When a supernova explosion releases light, it doesn’t immediately start its journey and head straight for Earth. Instead, the light gets trapped in the explosion behind lots of matter, and is delayed. In fact, the ‘ghost particles’ that can pass through matter almost undetected, neutrinos, get a headstart. They reach us before light does.
However, a Type 1a supernova produces far fewer neutrinos than does a Type 2, so while the neutrinos flying our way will still be valuable, they might not be valuable enough to study a supernova with, corroborated by the team of the IceCube neutrino detector, located under the South Pole. On the other hand, the M82-SN1a could be our big chance to study supernova-origin gamma rays in the best detail for the first time in more than four decades.

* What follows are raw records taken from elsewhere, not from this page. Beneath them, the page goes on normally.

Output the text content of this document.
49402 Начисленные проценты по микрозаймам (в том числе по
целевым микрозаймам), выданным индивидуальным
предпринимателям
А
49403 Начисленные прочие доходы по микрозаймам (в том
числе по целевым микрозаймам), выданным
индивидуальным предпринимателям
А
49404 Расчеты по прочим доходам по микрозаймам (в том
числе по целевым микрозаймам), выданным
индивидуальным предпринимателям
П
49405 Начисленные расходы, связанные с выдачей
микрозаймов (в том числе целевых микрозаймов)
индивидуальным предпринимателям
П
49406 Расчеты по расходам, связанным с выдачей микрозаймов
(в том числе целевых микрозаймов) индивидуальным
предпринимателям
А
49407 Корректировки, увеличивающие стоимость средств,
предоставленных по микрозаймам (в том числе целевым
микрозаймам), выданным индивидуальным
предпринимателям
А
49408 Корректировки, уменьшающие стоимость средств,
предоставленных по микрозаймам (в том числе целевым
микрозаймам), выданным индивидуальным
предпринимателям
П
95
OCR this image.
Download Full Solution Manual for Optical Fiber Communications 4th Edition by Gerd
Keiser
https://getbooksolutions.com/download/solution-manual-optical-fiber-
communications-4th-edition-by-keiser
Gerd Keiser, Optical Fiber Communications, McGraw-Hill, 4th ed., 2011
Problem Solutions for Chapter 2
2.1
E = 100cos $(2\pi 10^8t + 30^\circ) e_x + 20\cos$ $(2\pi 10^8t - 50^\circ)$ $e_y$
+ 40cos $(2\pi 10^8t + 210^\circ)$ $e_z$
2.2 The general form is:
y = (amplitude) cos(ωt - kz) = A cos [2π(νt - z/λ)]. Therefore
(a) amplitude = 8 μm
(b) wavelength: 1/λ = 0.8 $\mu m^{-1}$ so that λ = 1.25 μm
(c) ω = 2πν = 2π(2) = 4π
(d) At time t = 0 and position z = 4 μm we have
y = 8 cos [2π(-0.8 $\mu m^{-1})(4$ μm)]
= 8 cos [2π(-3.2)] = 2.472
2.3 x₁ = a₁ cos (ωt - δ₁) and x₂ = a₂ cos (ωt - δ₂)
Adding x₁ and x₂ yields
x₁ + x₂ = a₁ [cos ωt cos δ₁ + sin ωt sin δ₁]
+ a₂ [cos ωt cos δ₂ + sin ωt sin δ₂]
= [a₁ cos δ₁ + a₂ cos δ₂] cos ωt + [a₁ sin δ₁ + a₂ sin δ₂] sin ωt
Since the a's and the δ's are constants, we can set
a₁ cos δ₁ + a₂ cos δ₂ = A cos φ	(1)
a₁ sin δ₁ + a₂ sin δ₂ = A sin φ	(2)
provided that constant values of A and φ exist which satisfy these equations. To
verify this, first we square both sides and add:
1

Since we have not had our detectors trained for neutrinos from M82 particularly, we know when the white dwarf in M82 blew up by measuring how its brightness varies over time. Using that information, we know it happened 11.4 million years ago. Because a 1a’s variation of brightness over time consistently follows a well-established pattern, white dwarfs across the universe can be used as cosmic candlesticks: astronomers use them to judge the relative distances of nearby objects.
In fact, white dwarfs did play an important role in astronomers discovering that the universe was expanding at an accelerating rate due to dark energy. Paraphrasing astronomer Katharine Mack’s tweet: “With a better estimate of the distance [as judged from their brightness], we get a better link between the distance and the universe’s expansion.”
M82's relative closeness is useful because it provides a lot more information to work with before it could get (more) adulterated through the distance of space. According to German astronomer Daniel Fischer, the supernova’s been going on for a full week now, and was missed by the bigger budget telescopes because it was ‘too bright’. As Brad Tucker, an astronomer from the University of California, Berkeley, explained, it was too bright in the sense that it saturated in the images, leading observers to believe it was light from the Milky Way galaxy.
So, hadn’t it been for amateur astronomers, who have made this remarkable observation, we wouldn’t have spotted this supernova. Already, according to Skymania’s Paul Sutherland, astronomers believe they have caught this supernova early in its act and think it could brighten even further.
M82-SN1a, soon to be designated 2014J according to Tucker, was detected by amateur astronomers in Russia, and was later confirmed by multiple sources. Interestingly, it seems to have appeared in the photographs taken by noted Japanese amateur astronomer Koichi Itagaki on January 14 itself.